- Color of berry skin: Noir
- Species: Vitis vinifera
- Also called: Teran and other synonyms
- Origin: Member of the Refosco family. Believed to have originated in Italy.

= Terrano (grape) =

Variety of grape

Terrano (Teran) is a Slovenian and Italian wine variety (not to be confused with a completely different grape variety also called Teran, which is indigenous to the Croatian part of the Istrian peninsula), bearing the mark of recognized traditional denomination. It is a member of the Refosco family of grape varieties, which also includes Refosco dal Peduncolo Rosso. Since 2006 it is a wine with a protected designation of origin (PDO) within European Union under the protected designation "Teran".

Traditional Slovene Kraški teran does not age well—notably, chemical analyses have confirmed that the content of bivalent iron starts to diminish radically two years after fermentation—and should be consumed within its first year. After that, the wine quickly loses its attractive vitality and can even become bitter and flat.

==Regions==
Terrano wine is primarily grown on the Karst Plateau within the Slovene Littoral wine region (where it is called Kraški teran 'Karst Terrano') and Italian Carso DOC (with two main varieties called Terrano del Carso 'Karst Terrano' and Carso Rosso 'Karst Red'). Terrano is the principal red wine grape in these regions. In the Carso DOC, the grape is sometimes blended with Piccola nera. In Italy it is also used in the DOC Cagnina di Romagna in Emilia-Romagna.

The Italian and Slovene parts of the Karst Plateau (Carso and Kras, respectively) are located on either side of the Italian–Slovene border. In this area the Terra Rossa is present in part of the municipalities of Sežana, Komen and Kostanjevica, around the villages of Tomaj and Dutovlje. In Italy, it is present in the area of Monrupino, Sgonico, Duino-Aurisina and in a very limited part of the municipality of Trieste (between Opicina and the Slovenian border). In Croatia, it is found in Western Istria.

== History, properties and food matching ==
Roman naturalist Pliny the Elder wrote that puccinum was the favorite of Augustus's wife Livia.
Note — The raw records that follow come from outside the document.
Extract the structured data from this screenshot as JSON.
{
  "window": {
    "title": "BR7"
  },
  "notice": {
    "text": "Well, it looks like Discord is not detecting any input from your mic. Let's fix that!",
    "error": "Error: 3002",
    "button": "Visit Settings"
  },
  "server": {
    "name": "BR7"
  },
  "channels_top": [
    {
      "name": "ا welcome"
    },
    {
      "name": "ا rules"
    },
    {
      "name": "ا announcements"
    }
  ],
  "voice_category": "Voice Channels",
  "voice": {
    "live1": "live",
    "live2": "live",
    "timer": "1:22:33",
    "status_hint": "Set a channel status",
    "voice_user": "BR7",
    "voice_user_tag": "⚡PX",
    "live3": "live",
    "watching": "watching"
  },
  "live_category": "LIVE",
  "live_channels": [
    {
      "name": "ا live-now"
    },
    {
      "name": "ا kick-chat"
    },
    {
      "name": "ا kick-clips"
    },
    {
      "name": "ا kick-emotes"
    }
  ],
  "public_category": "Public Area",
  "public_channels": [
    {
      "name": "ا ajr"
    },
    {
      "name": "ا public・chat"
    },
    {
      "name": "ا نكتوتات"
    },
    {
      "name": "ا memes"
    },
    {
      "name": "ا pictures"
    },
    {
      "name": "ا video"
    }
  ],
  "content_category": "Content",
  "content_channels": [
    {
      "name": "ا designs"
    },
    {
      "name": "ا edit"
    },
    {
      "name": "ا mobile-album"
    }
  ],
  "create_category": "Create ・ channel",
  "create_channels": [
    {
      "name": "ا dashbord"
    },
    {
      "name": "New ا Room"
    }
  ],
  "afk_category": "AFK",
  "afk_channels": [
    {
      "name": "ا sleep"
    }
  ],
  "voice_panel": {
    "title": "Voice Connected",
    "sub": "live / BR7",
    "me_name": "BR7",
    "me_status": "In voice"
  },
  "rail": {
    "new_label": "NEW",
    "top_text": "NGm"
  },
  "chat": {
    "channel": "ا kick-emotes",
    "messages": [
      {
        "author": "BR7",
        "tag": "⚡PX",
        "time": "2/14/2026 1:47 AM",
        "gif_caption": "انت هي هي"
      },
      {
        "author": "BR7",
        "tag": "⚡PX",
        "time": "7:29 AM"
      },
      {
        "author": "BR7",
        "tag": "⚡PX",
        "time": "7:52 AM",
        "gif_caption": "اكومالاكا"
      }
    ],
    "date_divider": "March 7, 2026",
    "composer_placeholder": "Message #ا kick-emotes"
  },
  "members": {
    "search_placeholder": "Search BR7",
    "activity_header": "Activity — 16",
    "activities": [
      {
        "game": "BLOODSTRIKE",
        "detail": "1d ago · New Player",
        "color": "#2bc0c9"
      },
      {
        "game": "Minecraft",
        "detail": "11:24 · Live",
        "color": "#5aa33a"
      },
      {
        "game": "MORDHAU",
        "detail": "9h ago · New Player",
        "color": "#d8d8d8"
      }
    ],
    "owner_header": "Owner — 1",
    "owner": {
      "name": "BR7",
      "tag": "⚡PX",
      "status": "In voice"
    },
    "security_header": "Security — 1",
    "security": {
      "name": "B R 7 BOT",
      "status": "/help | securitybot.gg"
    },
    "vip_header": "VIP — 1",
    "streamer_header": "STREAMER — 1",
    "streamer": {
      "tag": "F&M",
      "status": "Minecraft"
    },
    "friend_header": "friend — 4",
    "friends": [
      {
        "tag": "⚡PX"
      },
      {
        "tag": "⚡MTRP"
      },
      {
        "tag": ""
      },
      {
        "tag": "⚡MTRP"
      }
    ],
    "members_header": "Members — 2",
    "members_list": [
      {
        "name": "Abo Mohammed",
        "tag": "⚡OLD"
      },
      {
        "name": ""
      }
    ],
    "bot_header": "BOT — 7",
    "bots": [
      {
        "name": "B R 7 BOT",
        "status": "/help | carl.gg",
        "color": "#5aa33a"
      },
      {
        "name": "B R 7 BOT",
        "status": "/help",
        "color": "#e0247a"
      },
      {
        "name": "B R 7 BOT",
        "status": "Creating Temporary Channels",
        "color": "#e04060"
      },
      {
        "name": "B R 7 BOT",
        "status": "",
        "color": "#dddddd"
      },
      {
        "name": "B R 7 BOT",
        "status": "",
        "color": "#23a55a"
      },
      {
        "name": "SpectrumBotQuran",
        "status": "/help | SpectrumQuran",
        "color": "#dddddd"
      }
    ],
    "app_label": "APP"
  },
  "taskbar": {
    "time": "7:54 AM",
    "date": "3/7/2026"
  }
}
Kraški teran is traditionally well paired together with pršut (prosciutto or dry-cured ham). However, it matches also with other pork dishes, sausages, pancetta or cooked ham with horseradish (traditional foods of the Karst Plateau and Istria). Kraski teran should be served at 15–16 C.

==Synonyms==
Indigenous Terrano wine is produced exclusively from Terrano grapes, a wine under the same name is made of Refosco grapes grown on Terra Rossa, which is the Slovenian-produced Kraški teran, therefore it is often a misnomer when different synonyms may be used: Cagnina (in Emilia-Romagna), Crodarina, Gallizio, Gallizza, Istranin, Istranyun, Istrianka, Istrijanac, Istrijanka, Magnacan, Refosco, Refosca, Refosco D'Istria, Refosco del Carso, Refosco Magnacan, Refoscone, Refošk, Refošk Istarski and Rifosco.